On August 17, the Chief Executive of Castle Morpeth Borough Council was given a vote of no confidence after the Council was publicly shamed by his comments relating to a disabled woman who recently died in a private nursing home. Local people and care workers at the home were disgusted when the Council refused help with the funeral expenses to this disabled woman. However, this led to angry protests which took place in Northumberland after a letter was leaked in which the Chief Executive Officer tried to justify the action of the Council by likening the residents of private care homes as the "raw materials" of the Nursing Home industry. He said that the deceased woman was equivalent to the "business waste" of a commercial enterprise.

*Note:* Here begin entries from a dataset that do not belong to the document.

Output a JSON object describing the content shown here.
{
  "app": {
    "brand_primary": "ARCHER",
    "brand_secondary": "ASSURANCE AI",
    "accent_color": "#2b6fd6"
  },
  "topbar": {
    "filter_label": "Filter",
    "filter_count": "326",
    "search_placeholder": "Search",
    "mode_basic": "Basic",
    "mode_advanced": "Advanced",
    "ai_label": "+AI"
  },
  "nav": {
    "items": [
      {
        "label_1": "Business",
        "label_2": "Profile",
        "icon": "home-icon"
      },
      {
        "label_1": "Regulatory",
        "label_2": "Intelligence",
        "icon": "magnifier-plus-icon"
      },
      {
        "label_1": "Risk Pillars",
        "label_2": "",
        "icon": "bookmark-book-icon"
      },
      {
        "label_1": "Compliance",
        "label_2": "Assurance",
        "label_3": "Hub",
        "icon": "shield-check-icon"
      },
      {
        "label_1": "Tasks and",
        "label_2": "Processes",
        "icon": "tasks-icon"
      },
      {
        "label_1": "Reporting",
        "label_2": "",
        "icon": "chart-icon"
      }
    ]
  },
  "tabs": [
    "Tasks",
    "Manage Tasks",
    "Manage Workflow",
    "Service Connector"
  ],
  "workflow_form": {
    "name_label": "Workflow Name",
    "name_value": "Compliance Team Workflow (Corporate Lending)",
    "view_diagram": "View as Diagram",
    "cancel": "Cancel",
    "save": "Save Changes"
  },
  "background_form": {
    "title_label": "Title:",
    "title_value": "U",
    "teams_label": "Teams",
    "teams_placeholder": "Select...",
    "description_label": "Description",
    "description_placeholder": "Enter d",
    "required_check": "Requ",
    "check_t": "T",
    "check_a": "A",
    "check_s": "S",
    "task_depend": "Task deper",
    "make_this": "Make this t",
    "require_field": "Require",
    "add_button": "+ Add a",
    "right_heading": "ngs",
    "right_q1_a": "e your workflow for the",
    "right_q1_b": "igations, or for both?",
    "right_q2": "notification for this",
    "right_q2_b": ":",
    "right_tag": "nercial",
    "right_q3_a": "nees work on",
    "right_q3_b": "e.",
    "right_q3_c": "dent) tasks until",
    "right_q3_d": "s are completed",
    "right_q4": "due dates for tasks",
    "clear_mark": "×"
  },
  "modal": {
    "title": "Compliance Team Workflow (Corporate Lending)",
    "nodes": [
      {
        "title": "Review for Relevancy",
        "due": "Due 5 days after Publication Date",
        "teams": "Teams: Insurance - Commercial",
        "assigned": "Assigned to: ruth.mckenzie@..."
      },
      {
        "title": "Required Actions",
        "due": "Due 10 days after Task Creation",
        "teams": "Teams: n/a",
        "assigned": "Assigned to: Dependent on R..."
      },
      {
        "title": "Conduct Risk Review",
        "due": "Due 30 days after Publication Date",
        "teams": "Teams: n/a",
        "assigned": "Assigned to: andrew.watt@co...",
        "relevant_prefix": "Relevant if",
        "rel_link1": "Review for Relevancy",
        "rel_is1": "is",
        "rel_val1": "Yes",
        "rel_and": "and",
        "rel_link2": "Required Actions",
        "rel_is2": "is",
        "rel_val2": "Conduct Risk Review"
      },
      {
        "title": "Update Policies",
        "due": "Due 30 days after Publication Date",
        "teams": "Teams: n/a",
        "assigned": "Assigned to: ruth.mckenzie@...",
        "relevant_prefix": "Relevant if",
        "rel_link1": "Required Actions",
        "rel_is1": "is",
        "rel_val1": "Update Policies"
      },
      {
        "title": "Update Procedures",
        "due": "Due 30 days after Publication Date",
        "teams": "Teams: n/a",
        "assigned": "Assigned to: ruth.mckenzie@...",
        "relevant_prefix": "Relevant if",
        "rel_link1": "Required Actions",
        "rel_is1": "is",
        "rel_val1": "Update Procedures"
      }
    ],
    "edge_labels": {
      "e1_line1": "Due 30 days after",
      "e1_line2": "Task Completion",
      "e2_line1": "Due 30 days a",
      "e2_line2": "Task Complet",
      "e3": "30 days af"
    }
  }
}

Also in August, the National Centre for Independent Living (NCIL), an organisation of the disabled people's movement, issued a press-release which condemned the threat made by Bradford City Council to take away the baby of a disabled woman. The woman became disabled three years ago through an accident and was expecting a baby. The Council said that the cost of supporting the woman as a disabled person and her child would be too much for their present community care budgets. They threatened her with institutionalisation and having her baby taken into the custody of the state. Due to the strength of her arguments for flexible and adequate personal assistance, and the support of local people she has at the moment been allowed to live independently.

These examples show very clearly what is behind the rhetoric of Tony Blair when he speaks of "modernising" the "system of disability benefits" and the policy of the government to "think the unthinkable". It also shows very clearly that the bourgeoisie brought New Labour to power to carry through its anti-social offensive and withdraw all public guarantees which were previously acknowledged and push society back towards medievalism. It reveals the ugly ideas behind this push back towards medievalism that refuse to recognise disabled people as human beings whose needs should be met in full by society.

It is in this context that the attacks on the collective and individual rights of the disabled people are taking place. Such a situation places great responsibility on the working class, the disabled people's movement and other oppressed sections of the people. What is required is the building of the movement of the people around a pro-social programme for society, an immediate programme that society must recognise that all individuals are born to society and thus all have inviolable rights simply by dint of being human and that society has an obligation to all its members. Such a path is the key to defeating the present attacks on the disabled people and in opening up a path to progress and the creation of a society fit for all human beings.